Her call comes after the driver that caused her injuries escaped without a driving ban.
Jane Pratt, 50, was left with multiple injuries including fractures to her skull, pelvis and ankle when she was run over on a zebra crossing on Bradford Road on December 7, 2010.
Even though Batley and Dewsbury magistrates ruled that the driver, who was driving his uncle’s car and was uninsured, was at fault for the crash, they chose not to hand out a driving ban because the driver had only been charged with careless driving.
Instead Afzal Ebrahim Shaikh, from Batley, was ordered to pay a £1,000 fine and given eight penalty points on his licence, while his uncle, Bashir Raheman, was given a £335 fine and six penalty points for allowing his nephew to drive the car while uninsured.

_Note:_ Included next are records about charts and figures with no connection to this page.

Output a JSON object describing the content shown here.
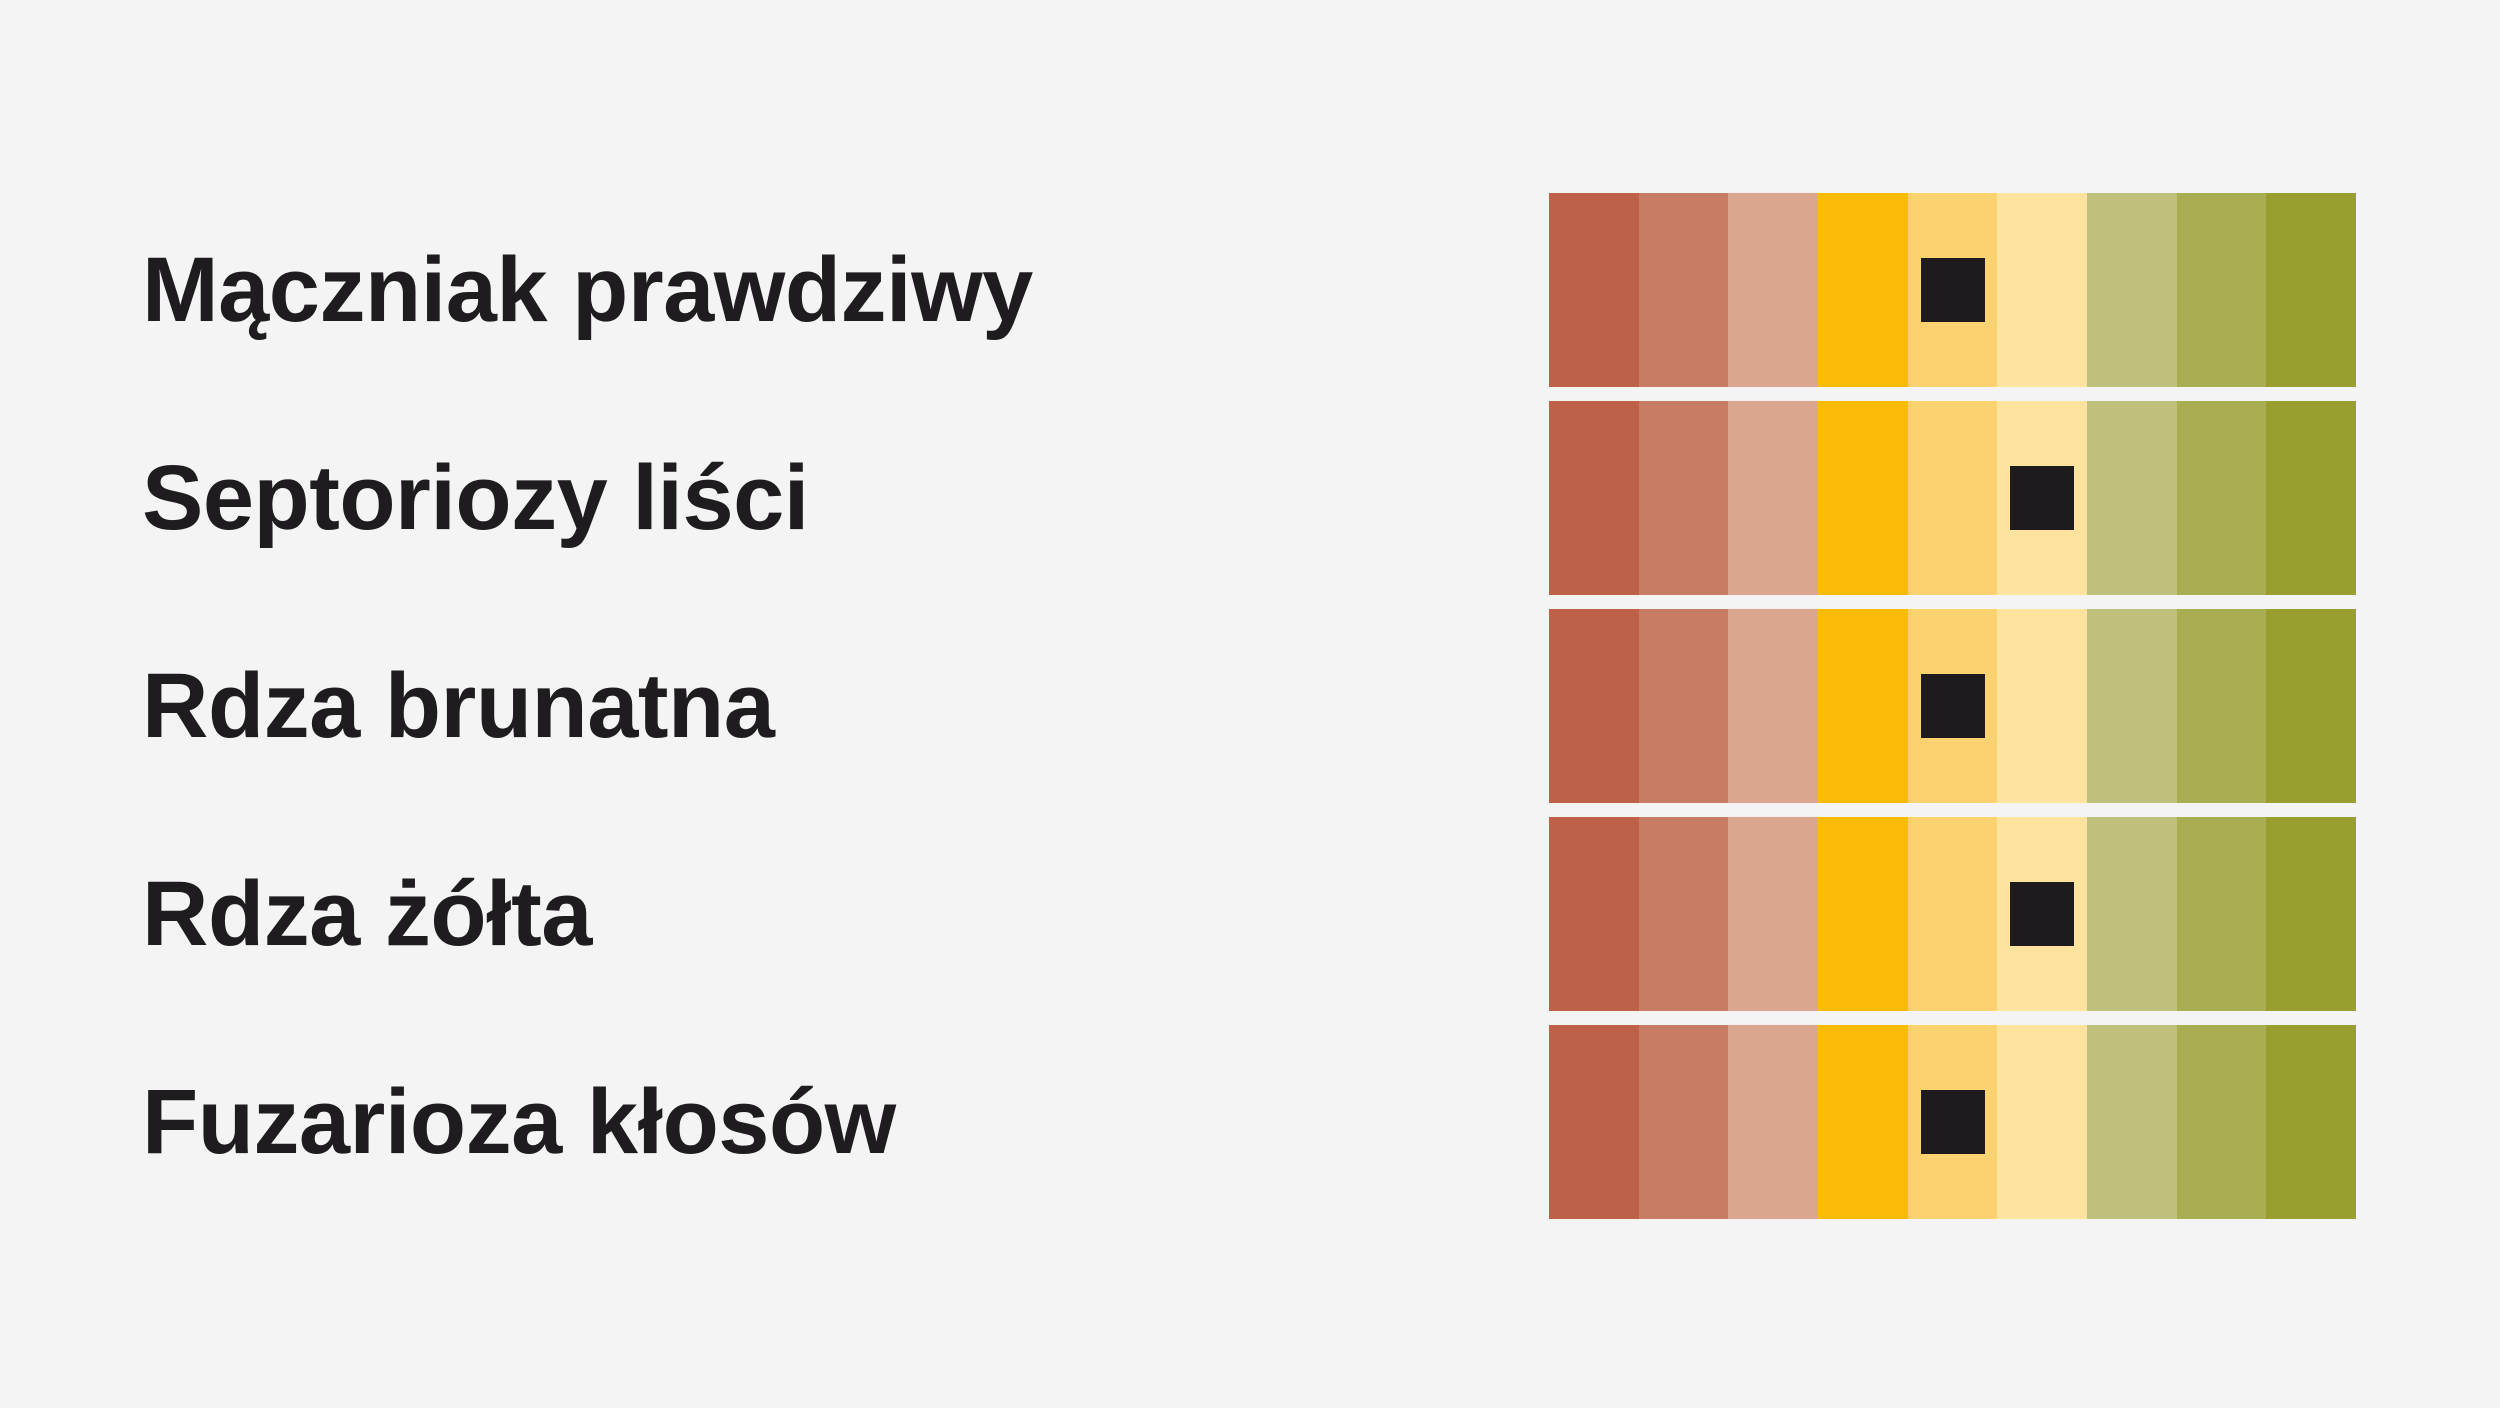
{
  "chart_data": {
    "type": "rating-scale",
    "title": "",
    "scale_steps": 9,
    "colors": [
      "#bd6148",
      "#c97c64",
      "#daa68f",
      "#fbbb07",
      "#fcd270",
      "#fde39d",
      "#c0c07d",
      "#aaae53",
      "#989f2f"
    ],
    "rows": [
      {
        "label": "Mączniak prawdziwy",
        "value": 5
      },
      {
        "label": "Septoriozy liści",
        "value": 6
      },
      {
        "label": "Rdza brunatna",
        "value": 5
      },
      {
        "label": "Rdza żółta",
        "value": 6
      },
      {
        "label": "Fuzarioza kłosów",
        "value": 5
      }
    ]
  }
}
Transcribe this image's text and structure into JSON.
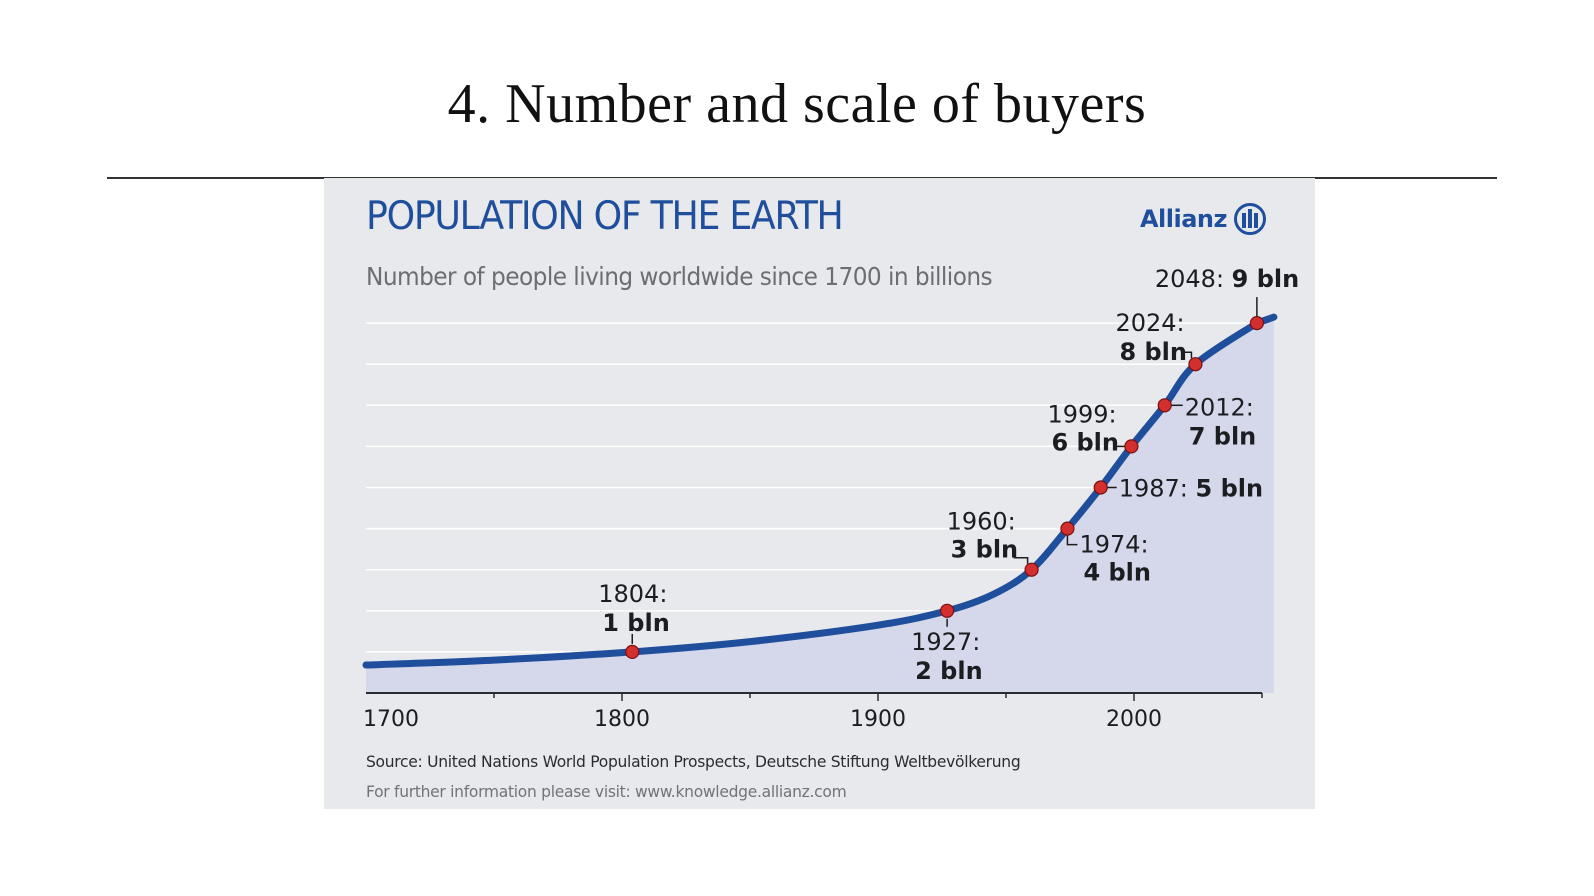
{
  "slide": {
    "title": "4. Number and scale of buyers"
  },
  "colors": {
    "title_blue": "#1f4e9c",
    "line_blue": "#1f4e9c",
    "area_fill": "#d4d8ea",
    "panel_bg": "#e8e9ec",
    "marker_red": "#d32f2f",
    "grid": "#ffffff"
  },
  "brand": {
    "name": "Allianz",
    "logo_icon": "allianz-logo-icon"
  },
  "footer": {
    "source": "Source: United Nations World Population Prospects, Deutsche Stiftung Weltbevölkerung",
    "more_info": "For further information please visit:  www.knowledge.allianz.com"
  },
  "chart_data": {
    "type": "area",
    "title": "POPULATION OF THE EARTH",
    "subtitle": "Number of people living worldwide since 1700 in billions",
    "xlabel": "",
    "ylabel": "",
    "xlim": [
      1700,
      2050
    ],
    "ylim": [
      0,
      9
    ],
    "x_ticks": [
      1700,
      1800,
      1900,
      2000
    ],
    "grid": true,
    "legend": "none",
    "curve": {
      "x": [
        1700,
        1750,
        1804,
        1850,
        1900,
        1927,
        1945,
        1960,
        1974,
        1987,
        1999,
        2012,
        2024,
        2048
      ],
      "y": [
        0.68,
        0.8,
        1.0,
        1.25,
        1.65,
        2.0,
        2.4,
        3.0,
        4.0,
        5.0,
        6.0,
        7.0,
        8.0,
        9.0
      ]
    },
    "milestones": [
      {
        "year": "1804",
        "value": "1 bln",
        "x": 1804,
        "y": 1
      },
      {
        "year": "1927",
        "value": "2 bln",
        "x": 1927,
        "y": 2
      },
      {
        "year": "1960",
        "value": "3 bln",
        "x": 1960,
        "y": 3
      },
      {
        "year": "1974",
        "value": "4 bln",
        "x": 1974,
        "y": 4
      },
      {
        "year": "1987",
        "value": "5 bln",
        "x": 1987,
        "y": 5
      },
      {
        "year": "1999",
        "value": "6 bln",
        "x": 1999,
        "y": 6
      },
      {
        "year": "2012",
        "value": "7 bln",
        "x": 2012,
        "y": 7
      },
      {
        "year": "2024",
        "value": "8 bln",
        "x": 2024,
        "y": 8
      },
      {
        "year": "2048",
        "value": "9 bln",
        "x": 2048,
        "y": 9
      }
    ]
  }
}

Now serious injury experts from law firm Irwin Mitchell are working to secure a rehabilitation package for Mrs Pratt, of Wakefield, who is still suffering from her injuries six months after the accident.
Mrs Pratt said: “I am extremely disappointed at the sentence given to the driver who caused my injuries, and feel that this is extremely lenient given the complete disregard for the law he showed.
“Not only was he driving carelessly but he was driving while uninsured.
“This isn’t meant to be a criticism of the magistrate who handed down the sentence.
“What I don’t understand is why he wasn’t charged with dangerous driving.”
Lawyers hope to win a payout so she can have specialist equipment which will help her with day to day life, such as a remote controlled adjustable bed and a chair to help her get in and out of the bath.
The Crown Prosecution Service said that dangerous driving charges would be used in cases of prolonged cases of very bad driving, or when there were factors such as alcohol or speed involved.
The spokesman said that careless driving could include a ban if the court chose to impose one.